P/1 - Vamos aproveitar esse gancho e vamos falar da dermatite, já que você mencionou.
R - Sim.
P/1 - Quando foi a primeira vez que você tomou conhecimento da dermatite? Você lembra?
R - Eu já nasci com dermatite. Desde sempre eu tive, desde criança eu já apresentava esses indícios de dermatite. Então, meio que eu vivi com ela a vida inteira. Eu sempre tive, desde a primeira série, desde a primeira brincadeira com pessoas. Eu sabia que eu era, entre aspas, diferente, porque eu tinha problema de pele e era visível, era bem marcante. Isso foi um trabalho da minha mãe também que me ajudou, porque ela sempre disse: “você é diferente, mas ser diferente é normal. Isso é ok, não precisa se preocupar com o que os outros vão falar, com o que você está vendo de diferença”. Então, eu sempre tive essa ciência de que a dermatite estava comigo, eu não tinha o que fazer. Ok, tinha tratamento, mas nunca era 100 por cento eficaz. Amenizava? Amenizava, mas ela continuava ali. Eu sempre tive esse contato: sempre tive ciência de que eu tinha dermatite, eu tinha um problema de pele que as outras pessoas não teriam, pelo menos a maioria delas não teria.
P/1 - Mas nessa fase, na primeira série, de que maneira a doença afetava a sua vida?

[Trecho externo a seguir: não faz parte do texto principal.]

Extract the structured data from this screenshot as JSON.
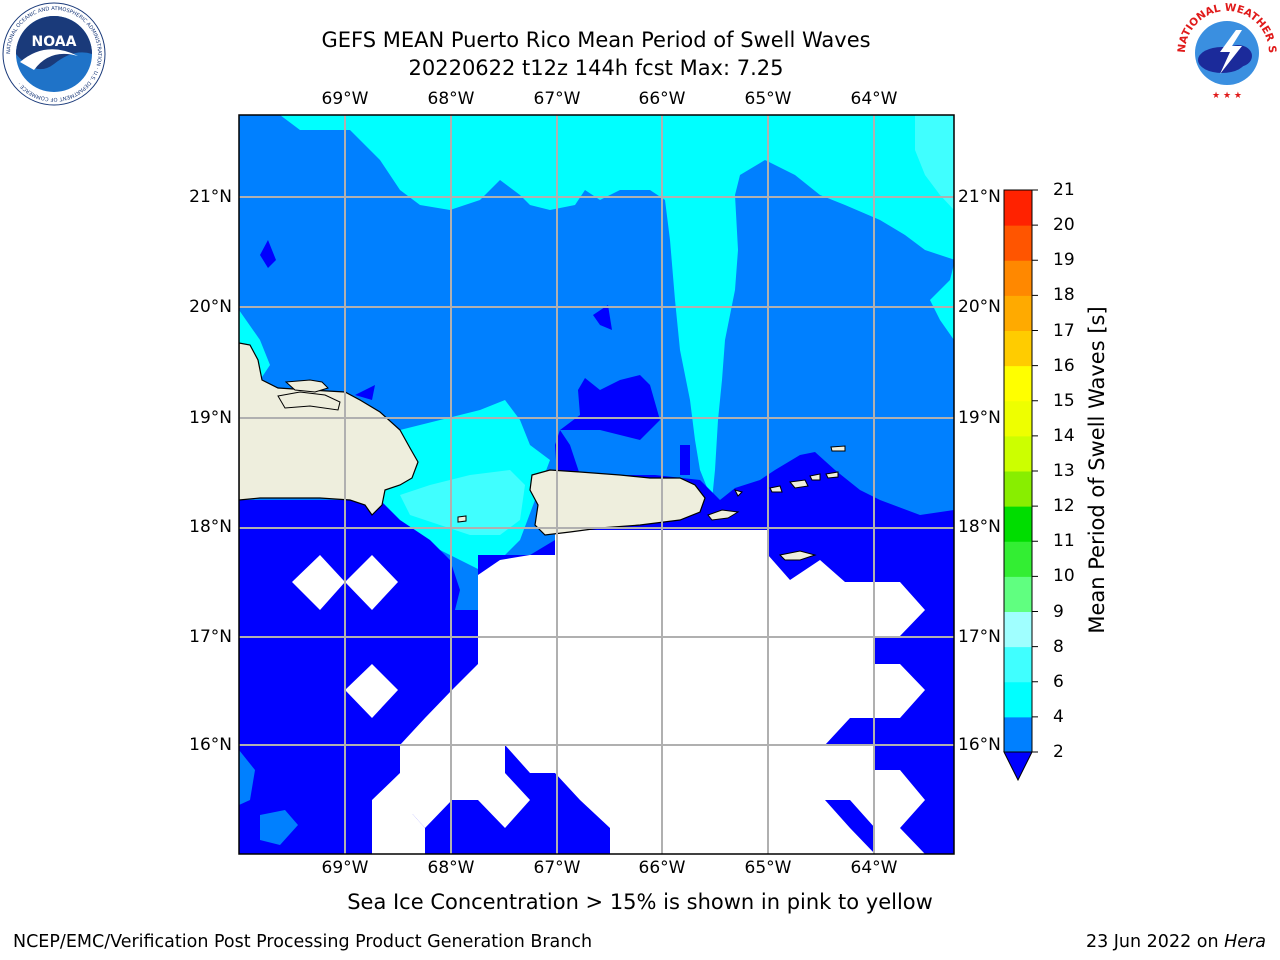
{
  "title": {
    "line1": "GEFS MEAN Puerto Rico Mean Period of Swell Waves",
    "line2": "20220622 t12z 144h fcst   Max: 7.25"
  },
  "map": {
    "lon_labels": [
      "69°W",
      "68°W",
      "67°W",
      "66°W",
      "65°W",
      "64°W"
    ],
    "lat_labels": [
      "21°N",
      "20°N",
      "19°N",
      "18°N",
      "17°N",
      "16°N"
    ],
    "land_color": "#eeeedd",
    "no_data_color": "#ffffff",
    "grid_color": "#b0b0b0"
  },
  "colorbar": {
    "label": "Mean Period of Swell Waves [s]",
    "ticks": [
      "2",
      "4",
      "6",
      "8",
      "9",
      "10",
      "11",
      "12",
      "13",
      "14",
      "15",
      "16",
      "17",
      "18",
      "19",
      "20",
      "21"
    ],
    "colors": [
      "#0000ff",
      "#0080ff",
      "#00ffff",
      "#40ffff",
      "#a0ffff",
      "#60ff80",
      "#33ee33",
      "#00dd00",
      "#88ee00",
      "#ccff00",
      "#eeff00",
      "#ffff00",
      "#ffcc00",
      "#ffaa00",
      "#ff8800",
      "#ff5500",
      "#ff2200",
      "#ff0000"
    ]
  },
  "ice_note": "Sea Ice Concentration > 15% is shown in pink to yellow",
  "footer": {
    "left": "NCEP/EMC/Verification Post Processing Product Generation Branch",
    "right_prefix": "23 Jun 2022 on ",
    "right_host": "Hera"
  },
  "logos": {
    "noaa_text": "NOAA",
    "noaa_ring": "NATIONAL OCEANIC AND ATMOSPHERIC ADMINISTRATION · U.S. DEPARTMENT OF COMMERCE ·",
    "nws_ring": "NATIONAL WEATHER SERVICE"
  }
}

R - Geralmente em trabalhos, quando eu tinha que apresentar alguma coisa, ou quando a situação em casa não estava muito boa. Queira ou não a criança sente, ela fica mais, ela sabe que não está normal. A minha dermatite é muito psicológica: quando eu estou triste, quando eu estou ansioso, como eu disse, tudo que está negativo no meu psicológico vai afetar. Eu sei que ele vai, de alguma forma. É só esperar, vai transparecer na minha pele todo o negativismo que eu estou sentindo. Assim como a minha mãe sempre deixou muito claro que eu tinha dermatite e que isso era normal, sempre teve pessoas que, principalmente naquela época, não entendiam o que era, achavam que era qualquer outra doença contagiosa, tentavam não manter contato, tentavam manter distância. Ok, era frustrante? Era frustrante, mas paciência, eu entendia que a outra pessoa não entendia o que eu tinha. Então, eu não tentava debater, discutir, eu só: ok, aceitava, mas era, principalmente quando é criança, é difícil aceitar que você é diferente, é difícil manter essa ciência de que pessoas talvez te evitem porque você tem um problema que teoricamente é normal e a pessoa não sabe disso. Acho que eu ficava muito mais pilhado, ansioso, em épocas de entrega de trabalho de escola, porque eu sempre queria mandar bem na escola, eu sempre queria tirar notas. Não era nem pelo contato de terceiros, era mais pela minha preocupação mesmo, mas foi: era complicado, mas era aturável. Era – como se diz – fácil de lidar, entre aspas.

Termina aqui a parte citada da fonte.